There was a long pause while it seemed Brave was searching for how to answer. “I’m lucky to have you with me. Thank you for taking care of me.” He sounded tired and like he was falling asleep again.
“Don’t be ridiculous. You probably wouldn’t be hurt if it wasn’t for me.” That was answered with the sound of Brave’s elongated breathing, which worried Lana because it was starting to sound labored. “And if your people don’t come, Litha will look for us in another six days. And she’ll find us. She’s The Order’s best tracker, you know. Everybody says so. She found you.”
Sometime during the night Lana fell asleep despite the wretchedness of sleeping on the hard ground.
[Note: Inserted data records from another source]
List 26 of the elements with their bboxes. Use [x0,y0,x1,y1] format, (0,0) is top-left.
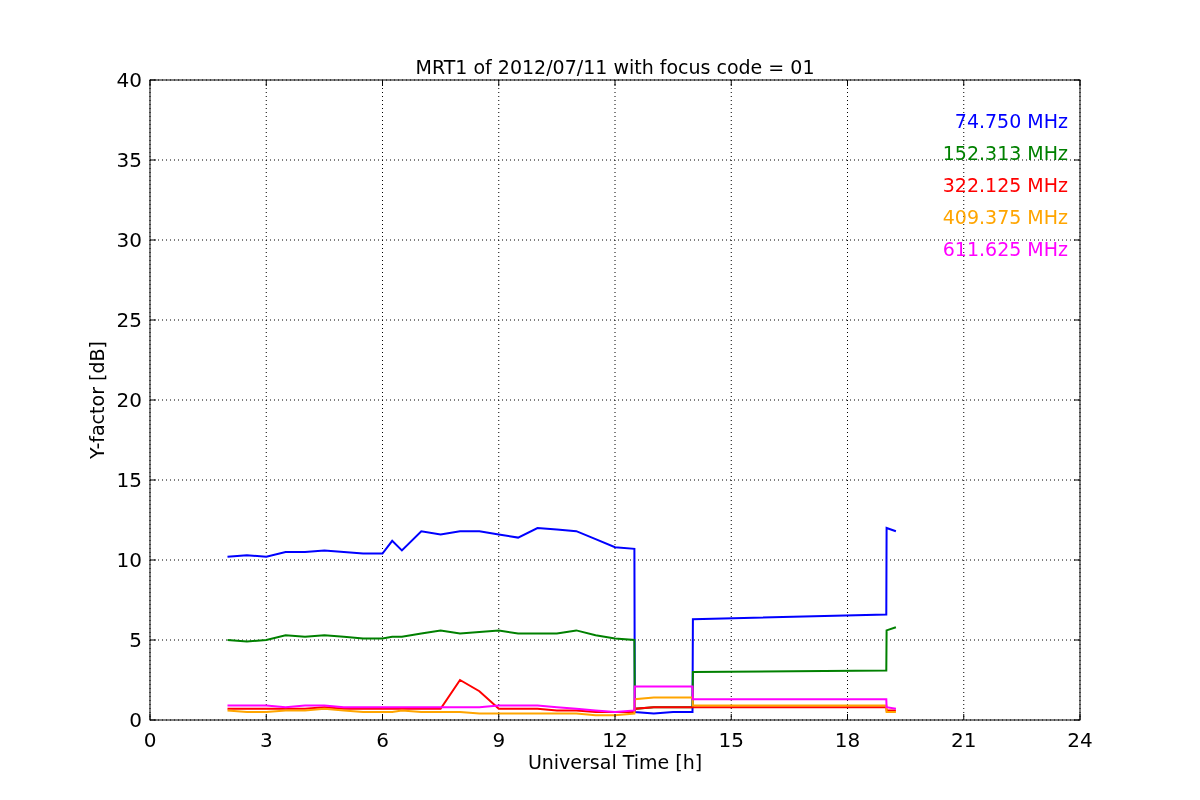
tick-label: 5 [129,628,142,652]
tick-label: 20 [116,388,142,412]
tick-label: 9 [492,728,506,752]
tick-label: 24 [1067,728,1093,752]
tick-label: 10 [116,548,142,572]
tick-label: 12 [602,728,628,752]
chart-title: MRT1 of 2012/07/11 with focus code = 01 [415,56,815,78]
tick-label: 18 [834,728,861,752]
legend-label: 322.125 MHz [942,174,1068,196]
tick-label: 3 [259,728,273,752]
tick-label: 30 [116,228,142,252]
y-axis-label: Y-factor [dB] [86,341,108,459]
x-axis-label: Universal Time [h] [527,751,703,773]
tick-label: 40 [116,68,142,92]
tick-label: 15 [718,728,744,752]
legend-label: 409.375 MHz [942,206,1068,228]
legend-label: 74.750 MHz [954,110,1068,132]
tick-label: 0 [143,728,157,752]
tick-label: 21 [951,728,977,752]
legend-label: 611.625 MHz [942,238,1068,260]
tick-label: 6 [376,728,389,752]
legend-label: 152.313 MHz [942,142,1068,164]
tick-label: 0 [129,708,142,732]
tick-label: 35 [116,148,142,172]
tick-label: 25 [116,308,142,332]
tick-label: 15 [116,468,142,492]
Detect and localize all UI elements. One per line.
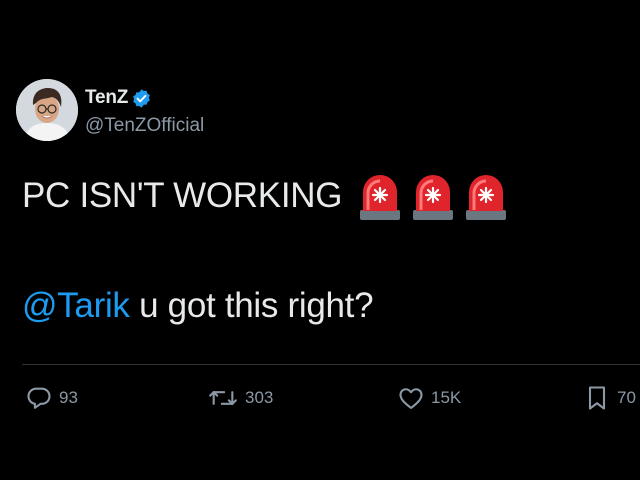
tweet-header: TenZ @TenZOfficial (16, 79, 416, 143)
user-handle[interactable]: @TenZOfficial (85, 115, 204, 137)
tweet-text-line2: @Tarik u got this right? (22, 286, 374, 326)
retweet-count: 303 (245, 388, 274, 407)
police-light-emoji-icon (411, 170, 455, 222)
retweet-icon (207, 384, 245, 412)
reply-count: 93 (59, 388, 78, 407)
police-light-emoji-icon (358, 170, 402, 222)
like-count: 15K (431, 388, 462, 407)
bookmark-icon (583, 384, 617, 412)
mention-link[interactable]: @Tarik (22, 286, 130, 325)
bookmark-button[interactable]: 70 (583, 380, 636, 416)
divider (22, 364, 640, 365)
tweet-text-line1: PC ISN'T WORKING (22, 170, 517, 222)
retweet-button[interactable]: 303 (207, 380, 273, 416)
police-light-emoji-icon (464, 170, 508, 222)
verified-badge-icon (131, 88, 152, 109)
heart-icon (397, 384, 431, 412)
tweet-actions: 93 303 15K 70 (0, 380, 640, 420)
avatar[interactable] (16, 79, 78, 141)
tweet-text: PC ISN'T WORKING (22, 176, 343, 215)
display-name[interactable]: TenZ (85, 87, 128, 109)
reply-icon (25, 384, 59, 412)
bookmark-count: 70 (617, 388, 636, 407)
tweet-text: u got this right? (129, 286, 374, 325)
reply-button[interactable]: 93 (25, 380, 78, 416)
like-button[interactable]: 15K (397, 380, 461, 416)
name-row: TenZ (85, 87, 152, 109)
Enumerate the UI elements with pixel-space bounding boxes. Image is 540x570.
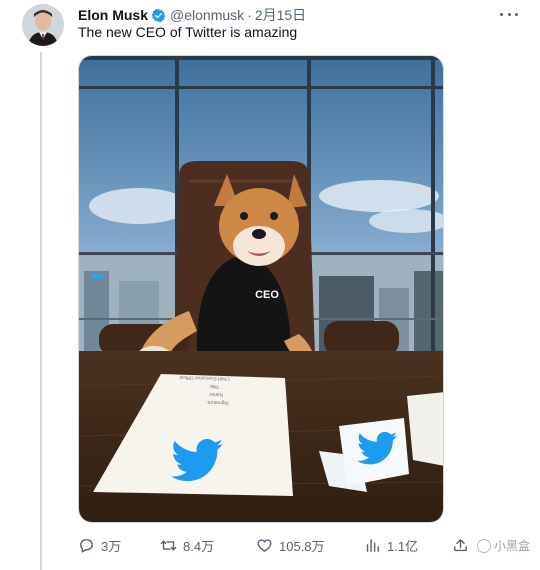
reply-icon <box>80 538 93 553</box>
verified-badge-icon <box>151 8 166 22</box>
retweet-count: 8.4万 <box>183 538 215 554</box>
retweet-icon <box>160 540 177 550</box>
more-icon[interactable] <box>500 8 518 20</box>
tweet-text: The new CEO of Twitter is amazing <box>78 24 298 40</box>
reply-count: 3万 <box>101 538 122 554</box>
doc-line-signature: Signature: <box>206 399 229 406</box>
doc-line-name: Name: <box>208 391 223 398</box>
tweet-date[interactable]: 2月15日 <box>255 5 306 25</box>
author-handle[interactable]: @elonmusk <box>170 7 244 23</box>
doc-line-title: Title: <box>209 383 220 389</box>
separator-dot: · <box>247 7 252 23</box>
watermark-text: 小黑盒 <box>493 539 530 553</box>
views-button[interactable]: 1.1亿 <box>364 535 418 555</box>
views-icon <box>366 538 379 552</box>
ceo-dog-photo: CEO Signature: Name: Title: Chief Execut… <box>79 56 443 522</box>
avatar[interactable] <box>22 4 64 46</box>
sweater-text: CEO <box>255 289 279 301</box>
like-count: 105.8万 <box>279 538 325 554</box>
avatar-image <box>22 4 64 46</box>
views-count: 1.1亿 <box>387 538 419 554</box>
retweet-button[interactable]: 8.4万 <box>160 535 214 555</box>
watermark-logo-icon <box>476 538 491 553</box>
thread-line <box>40 52 42 570</box>
like-icon <box>257 538 272 552</box>
share-icon <box>454 538 467 551</box>
author-name[interactable]: Elon Musk <box>78 7 148 23</box>
tweet-actions: 3万 8.4万 105.8万 1.1亿 <box>78 535 498 555</box>
tweet-media-image[interactable]: CEO Signature: Name: Title: Chief Execut… <box>78 55 444 523</box>
watermark: 小黑盒 <box>476 537 530 554</box>
like-button[interactable]: 105.8万 <box>256 535 325 555</box>
share-button[interactable] <box>452 535 475 555</box>
reply-button[interactable]: 3万 <box>78 535 121 555</box>
tweet-header: Elon Musk @elonmusk · 2月15日 <box>78 6 306 24</box>
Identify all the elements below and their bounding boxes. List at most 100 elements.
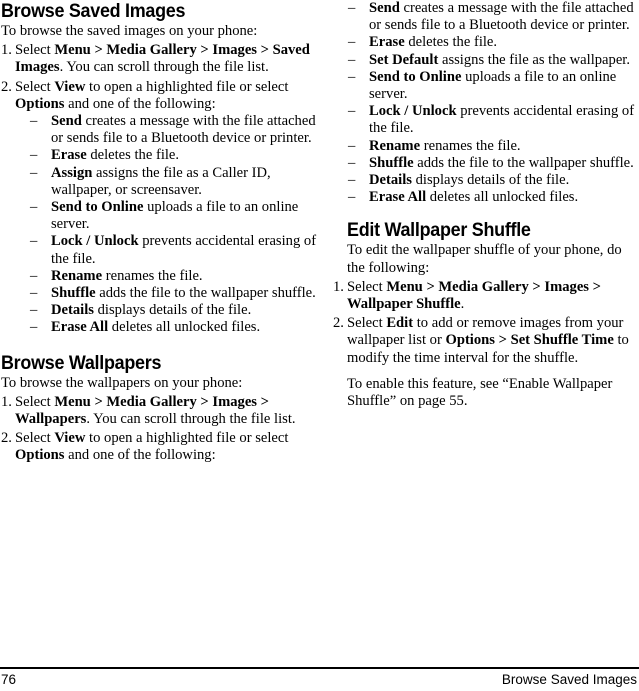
option-description: adds the file to the wallpaper shuffle. xyxy=(95,285,316,302)
emphasis-text: View xyxy=(54,430,86,447)
emphasis-text: Edit xyxy=(386,315,414,332)
dash-bullet-icon: – xyxy=(30,164,38,181)
body-text: . You can scroll through the file list. xyxy=(59,59,269,76)
procedure-step: 1. Select Menu > Media Gallery > Images >… xyxy=(1,394,319,428)
dash-bullet-icon: – xyxy=(348,172,356,189)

Although the combination of combined body heat and her leaf blanket served to keep the cores of their bodies warm, her extremities reminded her of two critical factors. She was wearing clothes that were not fully dry and the night temperature was considerably colder. Eventually weariness overrode her awareness of the discomfort.
When she woke the next morning, light was filtering through the trees. If she’d ever been more miserable, she had no recollection of it. Her mind couldn’t decide whether to focus on stiffness, soreness, or cold.
She shook Brave gently, enough to wake him without doing further damage.
“Brave,” she said softly. When she got no response, she repeated his name a little more forcefully. “Brave!”
“Hmmm?” His eyes opened a slit.
“I think we should try to get up. If nothing else, we need to get back to the river so I can give you water. We don’t have anything to hold it in, so we have to get close enough to use hands.”